• Ana Carolina Branco

Sobre datas, comida e escolhas

Adianto que esse não é um texto científico ou uma reportagem, é só um convite para refletir. Talvez possa ser interpretado como um assunto "polêmico". Não é ruim se for. Em minha singela opinião, terrível para a sociedade é viver sem questionar. Se a gente não entender porque fazemos o que fazemos como vamos alterar qualquer estrutura? A gente vive propagando os discursos de coisas quem nem são nossas ideias. Mas felizmente estamos aprendendo que dialogar sobre qualquer assunto é a melhor forma de progredir. Se atingimos minúsculas conquistas nos debates sobre racismo, machismo, gordofobia e intolerância foi à base de muita conversa.


Vamos ao assunto: o período de festividades de fim de ano aqui no Ocidente, marcado especialmente pelo Natal, é também caracterizado por ser uma época em que a comida tem muita importância. Comer é muito mais do que matar a fome ou se nutrir, é um ritual de socialização. Por essa razão, a escolha do que comemos também é carregada de simbolismos, de cultura, de tradição e de heranças familiares.


#Enxergandocompalavras: ilustração de mesa partida ao meio com um peru servido.
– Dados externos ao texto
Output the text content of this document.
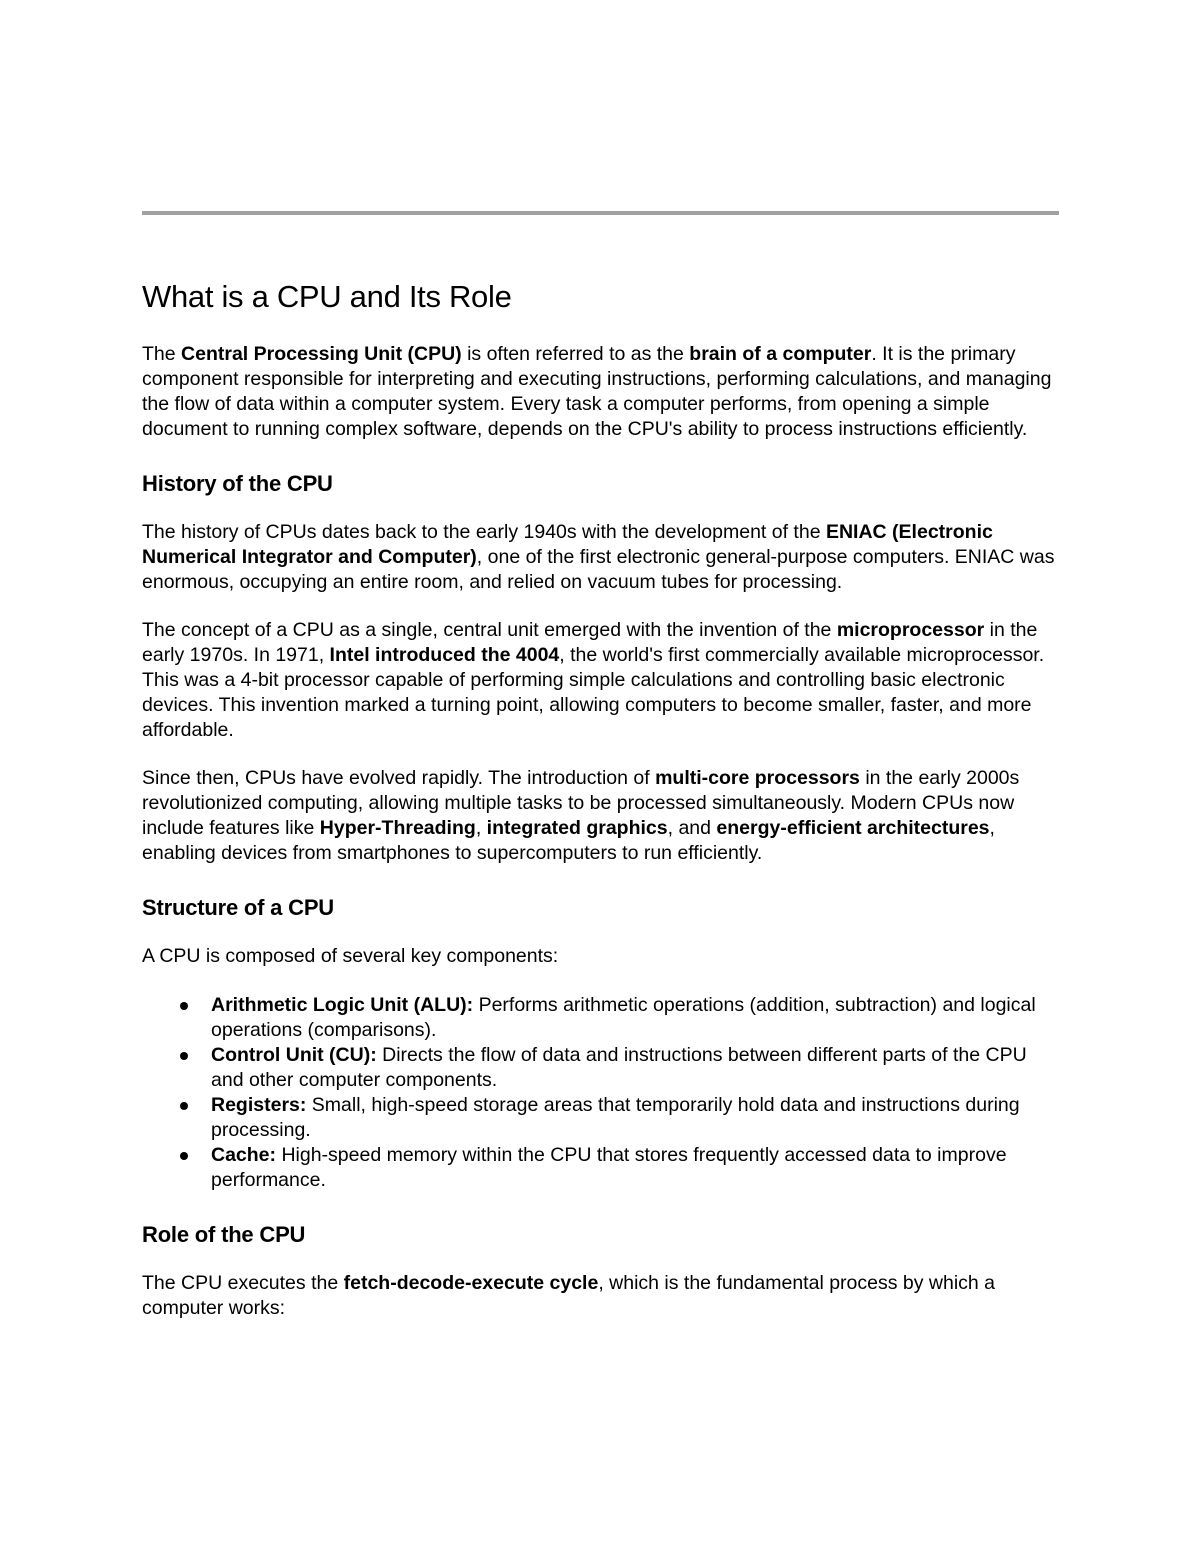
What is a CPU and Its Role

The Central Processing Unit (CPU) is often referred to as the brain of a computer. It is the primary component responsible for interpreting and executing instructions, performing calculations, and managing the flow of data within a computer system. Every task a computer performs, from opening a simple document to running complex software, depends on the CPU's ability to process instructions efficiently.

History of the CPU

The history of CPUs dates back to the early 1940s with the development of the ENIAC (Electronic Numerical Integrator and Computer), one of the first electronic general-purpose computers. ENIAC was enormous, occupying an entire room, and relied on vacuum tubes for processing.

The concept of a CPU as a single, central unit emerged with the invention of the microprocessor in the early 1970s. In 1971, Intel introduced the 4004, the world's first commercially available microprocessor. This was a 4-bit processor capable of performing simple calculations and controlling basic electronic devices. This invention marked a turning point, allowing computers to become smaller, faster, and more affordable.

Since then, CPUs have evolved rapidly. The introduction of multi-core processors in the early 2000s revolutionized computing, allowing multiple tasks to be processed simultaneously. Modern CPUs now include features like Hyper-Threading, integrated graphics, and energy-efficient architectures, enabling devices from smartphones to supercomputers to run efficiently.

Structure of a CPU

A CPU is composed of several key components:

Arithmetic Logic Unit (ALU): Performs arithmetic operations (addition, subtraction) and logical operations (comparisons).
Control Unit (CU): Directs the flow of data and instructions between different parts of the CPU and other computer components.
Registers: Small, high-speed storage areas that temporarily hold data and instructions during processing.
Cache: High-speed memory within the CPU that stores frequently accessed data to improve performance.
Role of the CPU

The CPU executes the fetch-decode-execute cycle, which is the fundamental process by which a computer works:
Montagem: Catarina Bossel

Antes de começar a pensar no porquê dessas datas se comemoram assim, devemos pensar na própria origem delas. Para quem tem interesse, uma matéria da SuperInteressante traz uma revisão histórica intrigante do Natal. Comemorar o Natal acaba englobando até mesmo as pessoas que não são cristãs, mas aproveitam a data para visitar familiares ou participam de confraternizações no emprego. O ponto que eu quero chegar é que: tudo é construção social, até mesmo o Natal, a escolha da data, os símbolos de decoração usados, a troca de presentes, a figura do Papai Noel. Essa construção não se deu apenas de maneira espontânea e ritualística. Ao longo dos séculos, nossas tradições foram "alteradas" por mercados que queriam ganhar com a fé e com a cultura.
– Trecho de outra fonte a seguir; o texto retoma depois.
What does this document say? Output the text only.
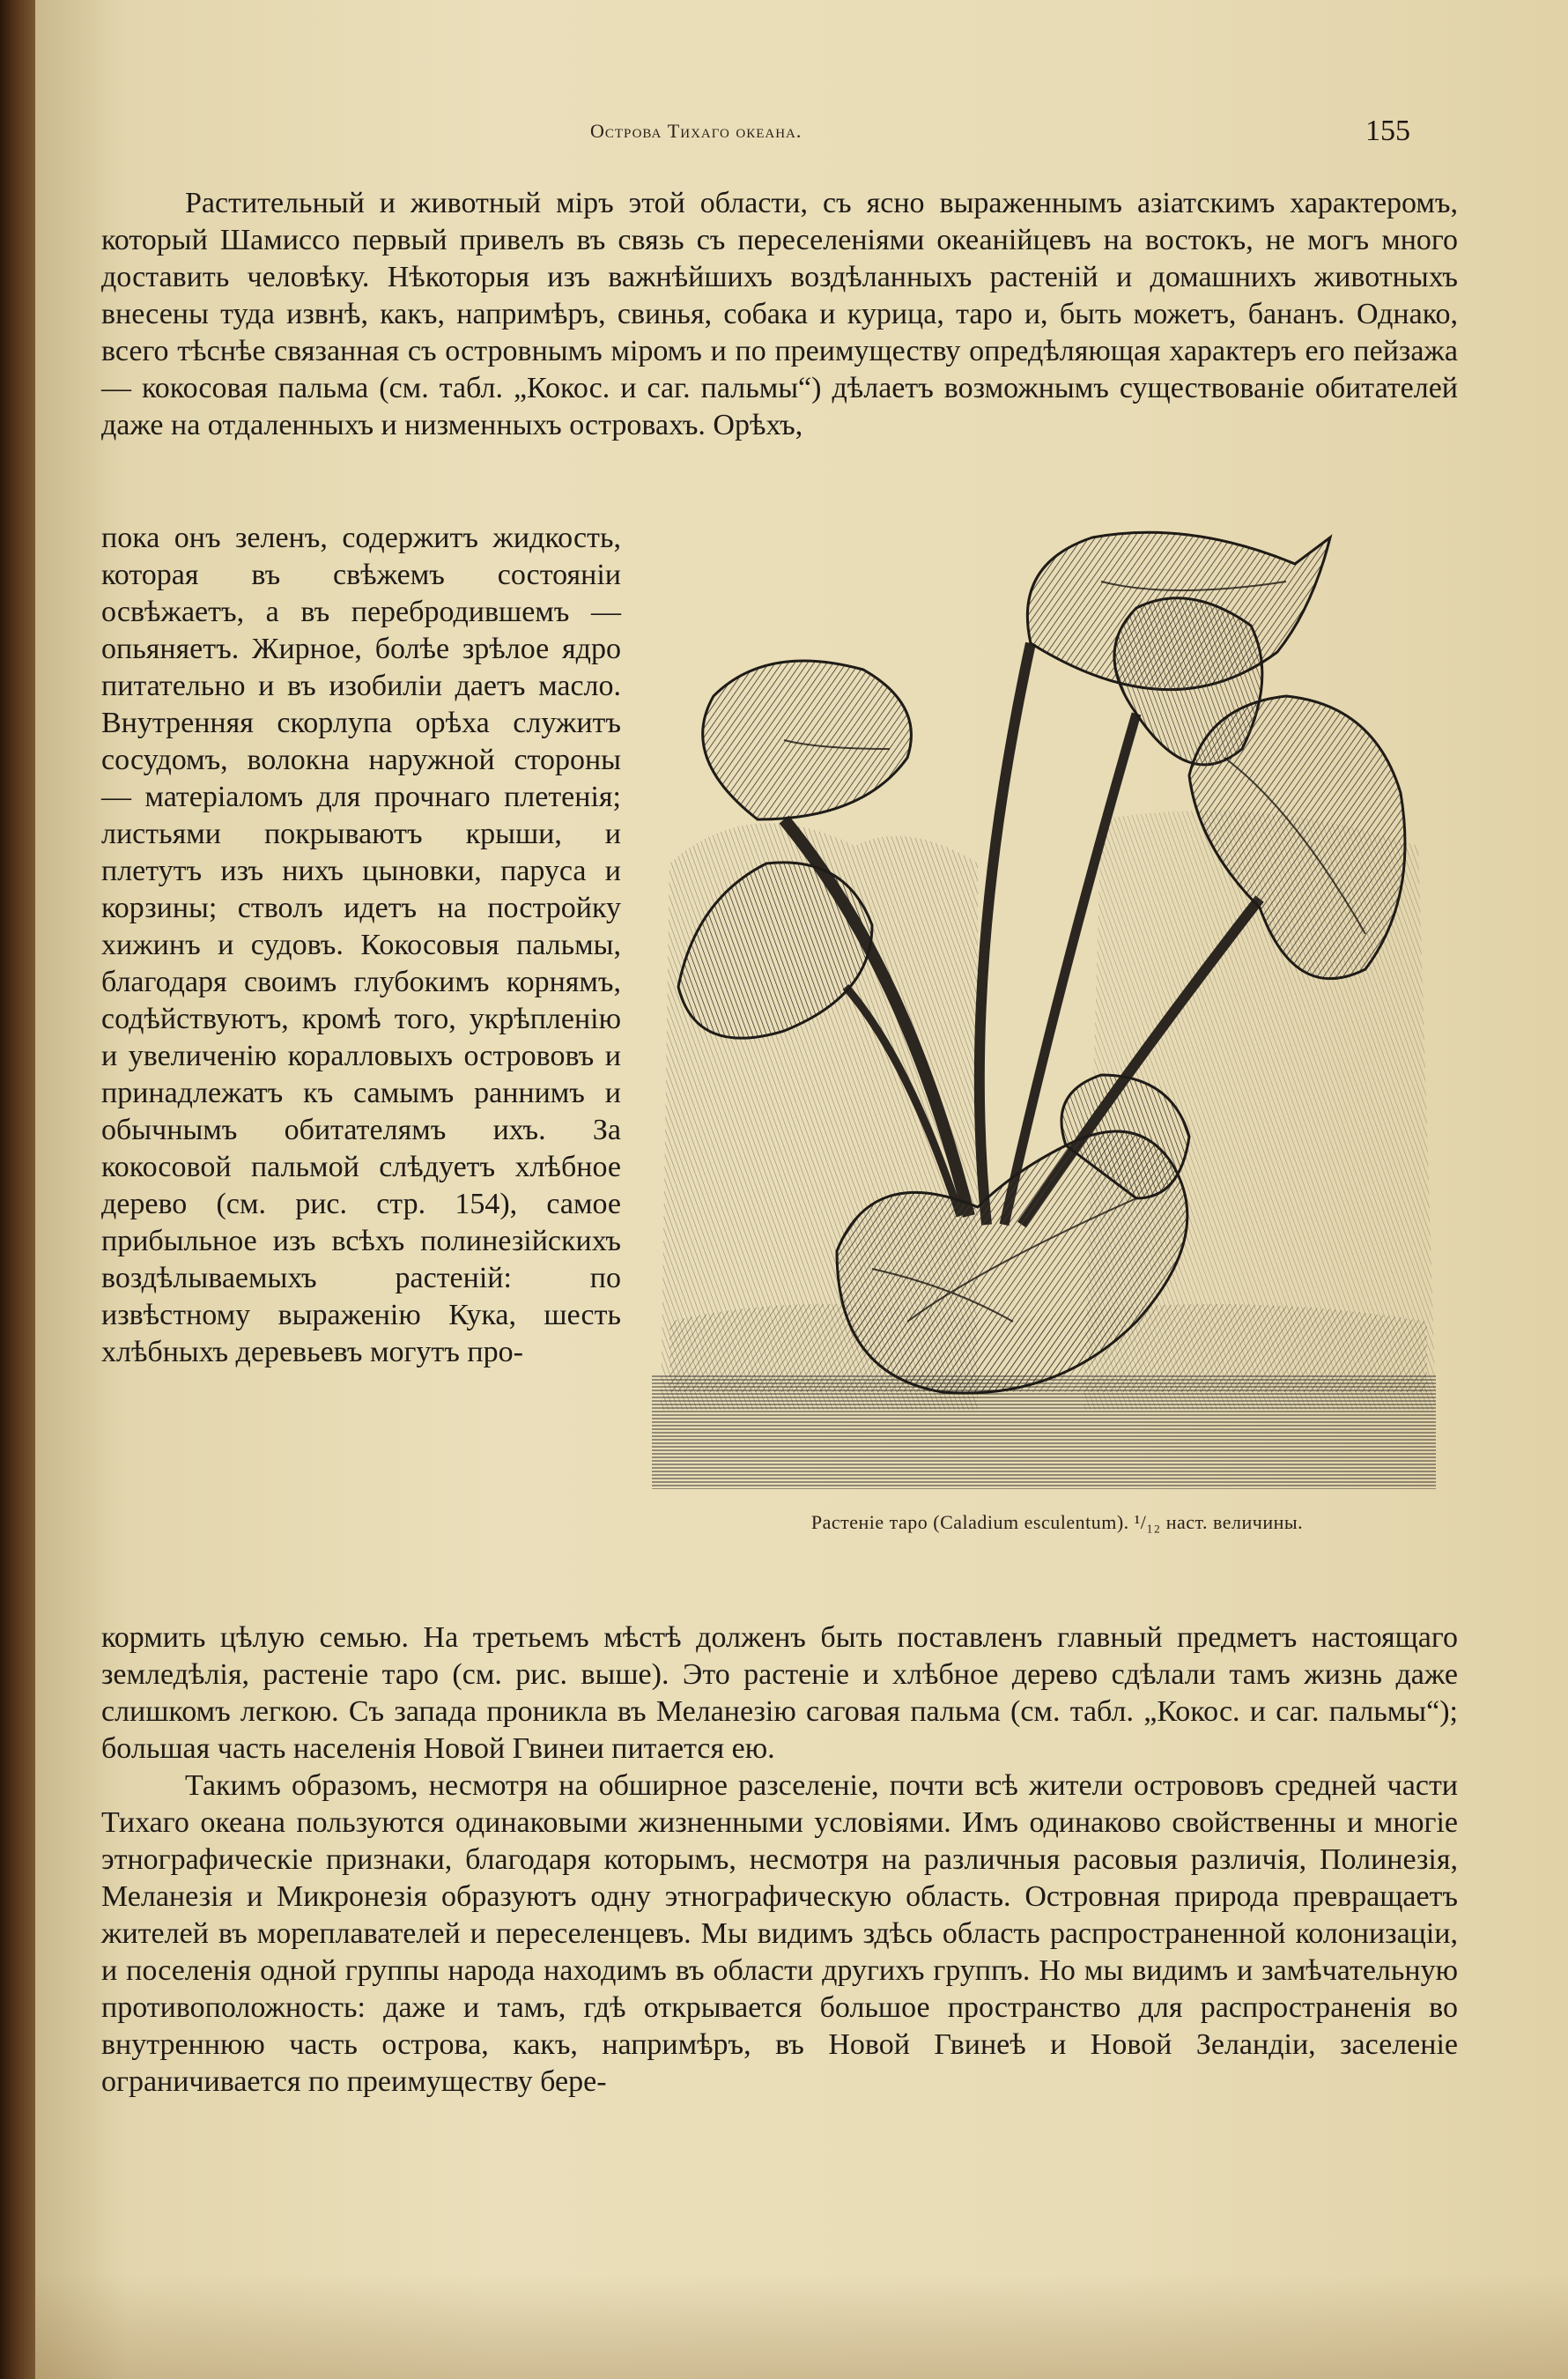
Острова Тихаго океана.	155

Растительный и животный міръ этой области, съ ясно выраженнымъ азіатскимъ характеромъ, который Шамиссо первый привелъ въ связь съ переселеніями океанійцевъ на востокъ, не могъ много доставить человѣку. Нѣкоторыя изъ важнѣйшихъ воздѣланныхъ растеній и домашнихъ животныхъ внесены туда извнѣ, какъ, напримѣръ, свинья, собака и курица, таро и, быть можетъ, бананъ. Однако, всего тѣснѣе связанная съ островнымъ міромъ и по преимуществу опредѣляющая характеръ его пейзажа — кокосовая пальма (см. табл. „Кокос. и саг. пальмы“) дѣлаетъ возможнымъ существованіе обитателей даже на отдаленныхъ и низменныхъ островахъ. Орѣхъ,

пока онъ зеленъ, содержитъ жидкость, которая въ свѣжемъ состояніи освѣжаетъ, а въ перебродившемъ — опьяняетъ. Жирное, болѣе зрѣлое ядро питательно и въ изобиліи даетъ масло. Внутренняя скорлупа орѣха служитъ сосудомъ, волокна наружной стороны — матеріаломъ для прочнаго плетенія; листьями покрываютъ крыши, и плетутъ изъ нихъ цыновки, паруса и корзины; стволъ идетъ на постройку хижинъ и судовъ. Кокосовыя пальмы, благодаря своимъ глубокимъ корнямъ, содѣйствуютъ, кромѣ того, укрѣпленію и увеличенію коралловыхъ острововъ и принадлежатъ къ самымъ раннимъ и обычнымъ обитателямъ ихъ. За кокосовой пальмой слѣдуетъ хлѣбное дерево (см. рис. стр. 154), самое прибыльное изъ всѣхъ полинезійскихъ воздѣлываемыхъ растеній: по извѣстному выраженію Кука, шесть хлѣбныхъ деревьевъ могутъ про-

Растеніе таро (Caladium esculentum). ¹/₁₂ наст. величины.

кормить цѣлую семью. На третьемъ мѣстѣ долженъ быть поставленъ главный предметъ настоящаго земледѣлія, растеніе таро (см. рис. выше). Это растеніе и хлѣбное дерево сдѣлали тамъ жизнь даже слишкомъ легкою. Съ запада проникла въ Меланезію саговая пальма (см. табл. „Кокос. и саг. пальмы“); большая часть населенія Новой Гвинеи питается ею.

Такимъ образомъ, несмотря на обширное разселеніе, почти всѣ жители острововъ средней части Тихаго океана пользуются одинаковыми жизненными условіями. Имъ одинаково свойственны и многіе этнографическіе признаки, благодаря которымъ, несмотря на различныя расовыя различія, Полинезія, Меланезія и Микронезія образуютъ одну этнографическую область. Островная природа превращаетъ жителей въ мореплавателей и переселенцевъ. Мы видимъ здѣсь область распространенной колонизаціи, и поселенія одной группы народа находимъ въ области другихъ группъ. Но мы видимъ и замѣчательную противоположность: даже и тамъ, гдѣ открывается большое пространство для распространенія во внутреннюю часть острова, какъ, напримѣръ, въ Новой Гвинеѣ и Новой Зеландіи, заселеніе ограничивается по преимуществу бере-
O Natal virou sinônimo de família reunida, confraternizações e um banquete farto. Parece uma ótima maneira de celebrar, não é mesmo? Se não fosse por um pequeno detalhe: o centro da mesa é formado por perus, leitões, pernil, lombo, chester, bacalhau, frango ou em outras palavras, animais. À parte de suas crenças ou do que essas datas significam para você, é consenso que todos almejam um período marcado por paz, harmonia e união. Mas se desejamos esses sentimentos, como podemos os atrair se nossa comemoração envolve matar seres inocentes e servi-los? Tenho certeza que você também consegue enxergar que há uma contradição. Mas por diversos fatores você aceita isso. Aceita porque desde que você nasceu as coisas são assim. Aceita porque não consegue enxergar outra possibilidade e pode achar ser “difícil” uma vida sem alimentos de origem animal. Aceita porque você foi levado a acreditar que esses animais não sofrem e não sentem.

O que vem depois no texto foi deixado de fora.